In a recent declaration, Pope Francis has announced that he has granted the universal ability to forgive abortions to all priests, a right traditionally reserved for bishops.

Just what are the Catholic views on abortion?

In the Roman Catholic religion, serious or “mortal” sins can only obtain absolution through the practice known as Confession, in which a Catholic tells a priest their sins and is given a specific blessing.

Traditionally, any Catholic who procures an abortion, which can include women who have had past abortions, doctors who perform abortions, or even those who directly finance or coerce another into having the procedure, would receive an automatic excommunication, which strips someone of their right as a Catholic to receive sacraments, such as Confession, and could only be lifted by a bishop or higher in Church hierarchy.

According to reports, the catechism of the Catholic Church had opposed abortion since publications from the first century.

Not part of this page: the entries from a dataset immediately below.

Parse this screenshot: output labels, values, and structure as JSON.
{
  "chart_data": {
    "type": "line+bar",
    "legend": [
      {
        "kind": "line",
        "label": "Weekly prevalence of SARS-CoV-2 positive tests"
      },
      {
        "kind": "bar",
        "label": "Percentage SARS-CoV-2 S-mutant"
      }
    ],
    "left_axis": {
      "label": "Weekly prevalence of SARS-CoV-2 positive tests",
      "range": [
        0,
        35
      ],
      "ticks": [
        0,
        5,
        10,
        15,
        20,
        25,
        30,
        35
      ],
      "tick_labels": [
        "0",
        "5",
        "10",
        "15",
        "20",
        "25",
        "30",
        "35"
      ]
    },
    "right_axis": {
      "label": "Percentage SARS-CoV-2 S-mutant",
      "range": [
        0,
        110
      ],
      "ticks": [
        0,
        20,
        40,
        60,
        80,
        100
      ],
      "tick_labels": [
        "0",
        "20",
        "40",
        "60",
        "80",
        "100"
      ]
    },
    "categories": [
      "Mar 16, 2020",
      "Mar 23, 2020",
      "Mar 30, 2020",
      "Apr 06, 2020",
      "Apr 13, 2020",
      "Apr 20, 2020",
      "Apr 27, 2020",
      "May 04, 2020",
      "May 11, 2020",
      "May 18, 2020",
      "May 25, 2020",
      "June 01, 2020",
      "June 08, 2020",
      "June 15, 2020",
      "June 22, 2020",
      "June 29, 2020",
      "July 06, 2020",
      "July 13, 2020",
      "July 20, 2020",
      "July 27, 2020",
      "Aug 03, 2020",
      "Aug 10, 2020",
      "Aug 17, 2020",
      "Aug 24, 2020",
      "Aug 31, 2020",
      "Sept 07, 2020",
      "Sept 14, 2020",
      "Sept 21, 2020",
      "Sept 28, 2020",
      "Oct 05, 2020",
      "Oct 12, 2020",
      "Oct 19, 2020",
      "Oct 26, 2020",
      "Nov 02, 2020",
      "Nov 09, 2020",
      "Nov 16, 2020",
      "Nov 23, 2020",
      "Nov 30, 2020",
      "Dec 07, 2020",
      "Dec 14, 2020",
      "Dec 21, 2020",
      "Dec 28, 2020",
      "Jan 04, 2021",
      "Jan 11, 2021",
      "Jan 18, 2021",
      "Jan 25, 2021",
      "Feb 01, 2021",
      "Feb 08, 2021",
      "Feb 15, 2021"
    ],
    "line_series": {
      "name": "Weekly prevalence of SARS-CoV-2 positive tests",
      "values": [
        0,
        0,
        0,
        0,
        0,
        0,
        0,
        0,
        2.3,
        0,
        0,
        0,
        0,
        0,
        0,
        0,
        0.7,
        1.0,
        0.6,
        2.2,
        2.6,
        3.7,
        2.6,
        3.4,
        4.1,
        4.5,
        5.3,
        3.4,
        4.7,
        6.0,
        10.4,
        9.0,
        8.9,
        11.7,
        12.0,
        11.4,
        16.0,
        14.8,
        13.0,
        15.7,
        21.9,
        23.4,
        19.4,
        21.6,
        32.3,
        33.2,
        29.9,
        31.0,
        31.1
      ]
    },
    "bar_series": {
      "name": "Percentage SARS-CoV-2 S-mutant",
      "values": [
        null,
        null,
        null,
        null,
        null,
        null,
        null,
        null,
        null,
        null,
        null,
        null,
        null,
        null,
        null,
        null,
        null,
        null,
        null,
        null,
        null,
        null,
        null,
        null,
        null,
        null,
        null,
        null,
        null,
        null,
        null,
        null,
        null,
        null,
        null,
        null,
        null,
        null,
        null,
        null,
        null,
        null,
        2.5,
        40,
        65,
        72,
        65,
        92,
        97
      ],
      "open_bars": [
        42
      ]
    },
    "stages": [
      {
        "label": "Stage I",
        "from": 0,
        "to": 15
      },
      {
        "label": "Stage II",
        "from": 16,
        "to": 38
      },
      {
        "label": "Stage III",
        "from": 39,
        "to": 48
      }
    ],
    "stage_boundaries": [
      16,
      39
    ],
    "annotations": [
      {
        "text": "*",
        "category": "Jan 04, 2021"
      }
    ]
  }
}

What does the Pope’s statement mean?

Pope Francis recently released a statement that all priests have the right, through his blessing and permission, to forgive those who confess to procuring an abortion, writing that there is “no sin” that should be seen as unforgivable.

The act was seen as done in honor of the Catholic Church’s “Year of Mercy,” which had lasted from December 8, 2015 to November 20, 2016.

Pope John Paul II had previously enacted such an extension in 1983, which still limited the initial right to lift an excommunication to bishops, but permitted bishops the right to extend this permission to priests.

Pope Francis’ act is seen as a clarification of the previous action.

Kate D'Annunzio of Rachel's Vineyard, an American non-profit organization devoted to helping men and women who needed counseling over issues stemming from past abortions, praised the decision, saying that the Pope was sending the message, “Don't isolate yourselves, come back to the church”

That said, Pope Francis made clear in a statement that this should not be seen as a change in the Church’s view of abortion in a general sense, writing that it should be viewed as a “grave sin.”